CodePudding user response：

Not sure I understood exactly what you need but I'll give it a try. To send any dataframe to fastapi, you could do something like:

#fastapi
@app.post("/receive_df")
def receive_df(df_in: str):
    df = pd.DataFrame.read_json(df_in)

#jupyter
payload={"df_in":df.to_json()}
requests.post("localhost:8000/receive_df", data=payload)

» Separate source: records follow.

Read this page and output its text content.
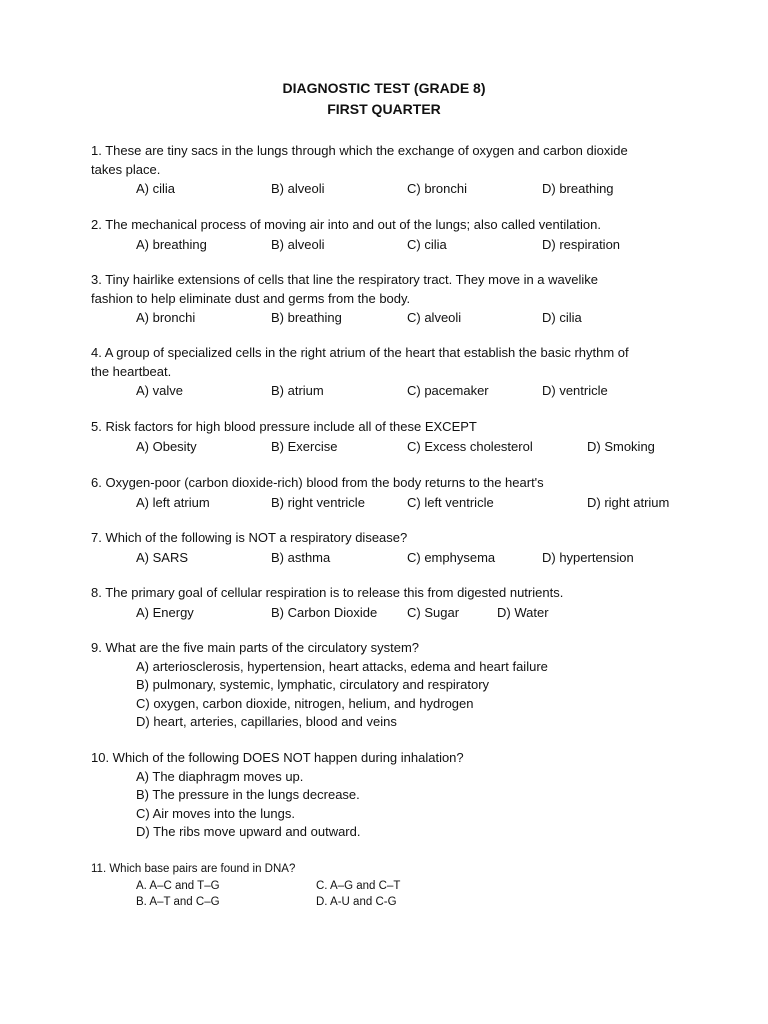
DIAGNOSTIC TEST (GRADE 8)
FIRST QUARTER
1. These are tiny sacs in the lungs through which the exchange of oxygen and carbon dioxide
takes place.
A) cilia	B) alveoli	C) bronchi	D) breathing
2. The mechanical process of moving air into and out of the lungs; also called ventilation.
A) breathing	B) alveoli	C) cilia	D) respiration
3. Tiny hairlike extensions of cells that line the respiratory tract. They move in a wavelike
fashion to help eliminate dust and germs from the body.
A) bronchi	B) breathing	C) alveoli	D) cilia
4. A group of specialized cells in the right atrium of the heart that establish the basic rhythm of
the heartbeat.
A) valve	B) atrium	C) pacemaker	D) ventricle
5. Risk factors for high blood pressure include all of these EXCEPT
A) Obesity	B) Exercise	C) Excess cholesterol	D) Smoking
6. Oxygen-poor (carbon dioxide-rich) blood from the body returns to the heart's
A) left atrium	B) right ventricle	C) left ventricle	D) right atrium
7. Which of the following is NOT a respiratory disease?
A) SARS	B) asthma	C) emphysema	D) hypertension
8. The primary goal of cellular respiration is to release this from digested nutrients.
A) Energy	B) Carbon Dioxide C) Sugar	D) Water
9. What are the five main parts of the circulatory system?
A) arteriosclerosis, hypertension, heart attacks, edema and heart failure
B) pulmonary, systemic, lymphatic, circulatory and respiratory
C) oxygen, carbon dioxide, nitrogen, helium, and hydrogen
D) heart, arteries, capillaries, blood and veins
10. Which of the following DOES NOT happen during inhalation?
A) The diaphragm moves up.
B) The pressure in the lungs decrease.
C) Air moves into the lungs.
D) The ribs move upward and outward.
11. Which base pairs are found in DNA?
A. A–C and T–G	C. A–G and C–T
B. A–T and C–G	D. A-U and C-G
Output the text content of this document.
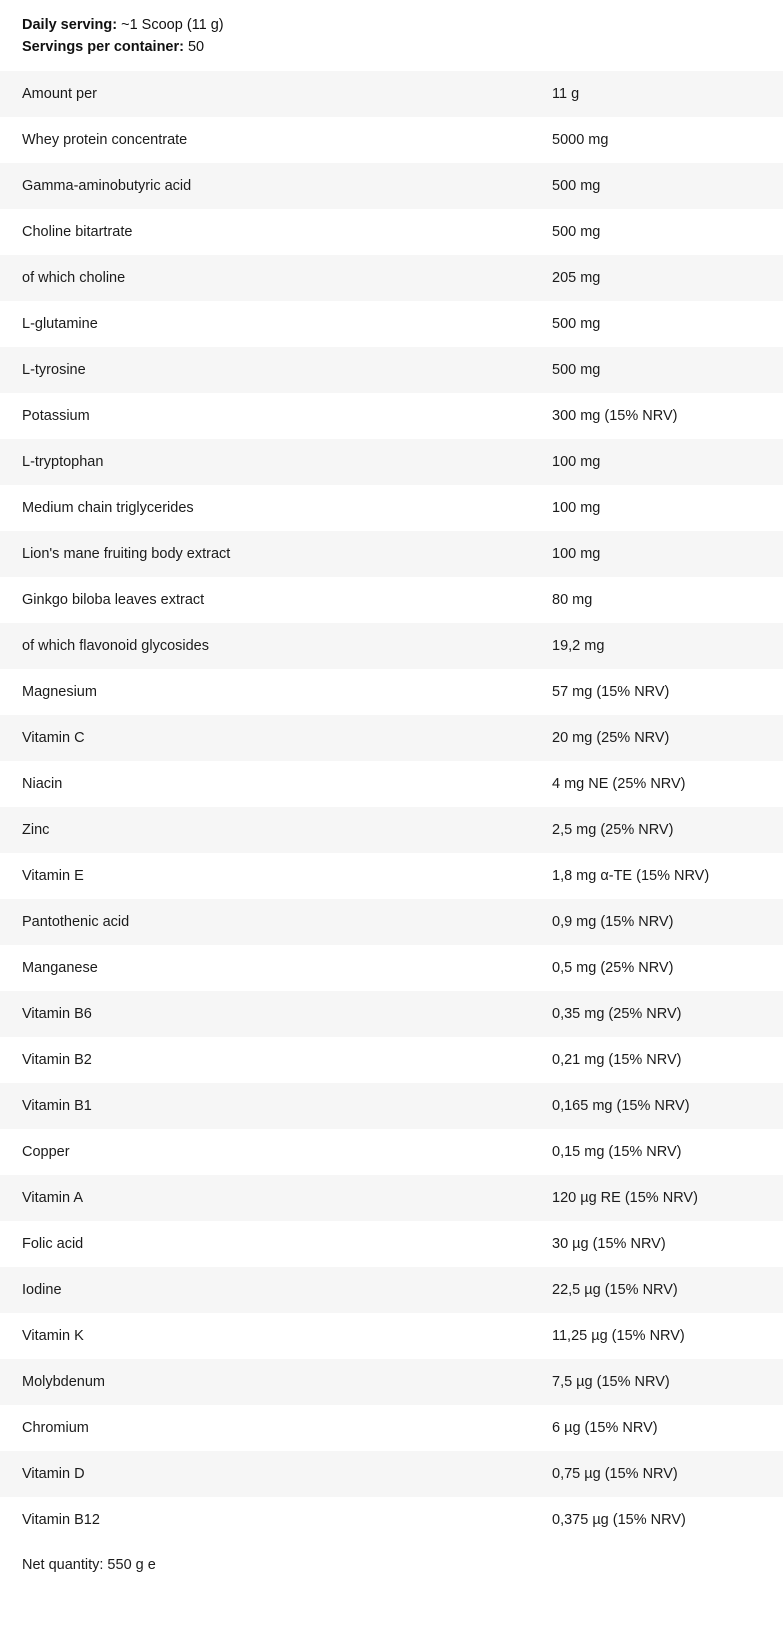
Daily serving: ~1 Scoop (11 g)
Servings per container: 50
Amount per	11 g
Whey protein concentrate	5000 mg
Gamma-aminobutyric acid	500 mg
Choline bitartrate	500 mg
of which choline	205 mg
L-glutamine	500 mg
L-tyrosine	500 mg
Potassium	300 mg (15% NRV)
L-tryptophan	100 mg
Medium chain triglycerides	100 mg
Lion's mane fruiting body extract	100 mg
Ginkgo biloba leaves extract	80 mg
of which flavonoid glycosides	19,2 mg
Magnesium	57 mg (15% NRV)
Vitamin C	20 mg (25% NRV)
Niacin	4 mg NE (25% NRV)
Zinc	2,5 mg (25% NRV)
Vitamin E	1,8 mg α-TE (15% NRV)
Pantothenic acid	0,9 mg (15% NRV)
Manganese	0,5 mg (25% NRV)
Vitamin B6	0,35 mg (25% NRV)
Vitamin B2	0,21 mg (15% NRV)
Vitamin B1	0,165 mg (15% NRV)
Copper	0,15 mg (15% NRV)
Vitamin A	120 µg RE (15% NRV)
Folic acid	30 µg (15% NRV)
Iodine	22,5 µg (15% NRV)
Vitamin K	11,25 µg (15% NRV)
Molybdenum	7,5 µg (15% NRV)
Chromium	6 µg (15% NRV)
Vitamin D	0,75 µg (15% NRV)
Vitamin B12	0,375 µg (15% NRV)
Net quantity: 550 g e
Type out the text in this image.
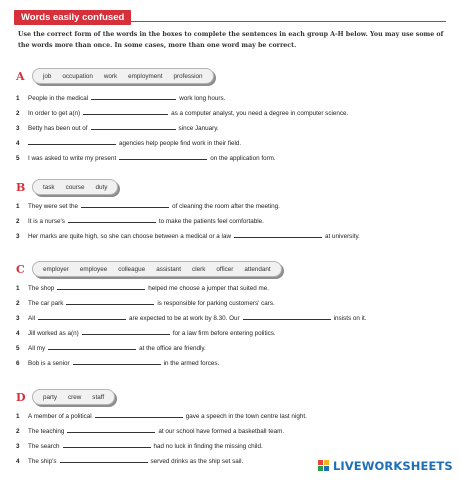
Words easily confused
Use the correct form of the words in the boxes to complete the sentences in each group A-H below. You may use some of the words more than once. In some cases, more than one word may be correct.
A	job occupation work employment profession
1	People in the medical	work long hours.
2	In order to get a(n)	as a computer analyst, you need a degree in computer science.
3	Betty has been out of	since January.
4	agencies help people find work in their field.
5	I was asked to write my present	on the application form.
B	task course duty
1	They were set the	of cleaning the room after the meeting.
2	It is a nurse's	to make the patients feel comfortable.
3	Her marks are quite high, so she can choose between a medical or a law	at university.
C	employer employee colleague assistant clerk officer attendant
1	The shop	helped me choose a jumper that suited me.
2	The car park	is responsible for parking customers' cars.
3	All	are expected to be at work by 8.30. Our	insists on it.
4	Jill worked as a(n)	for a law firm before entering politics.
5	All my	at the office are friendly.
6	Bob is a senior	in the armed forces.
D	party crew staff
1	A member of a political	gave a speech in the town centre last night.
2	The teaching	at our school have formed a basketball team.
3	The search	had no luck in finding the missing child.
4	The ship's	served drinks as the ship set sail.	LIVEWORKSHEETS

Can't really test this right now, there's probably some mistakes in there but the gist is just serializing the DataFrame to json and then serializing it in the endpoint. If you need (json) validation, you can also use the pydantic.Json data type. If there is no fixed schema then you can't use BaseModel in any useful way. But just sending a plain json string should be all you need, if your data comes only from reliable sources (your jupyter Notebook).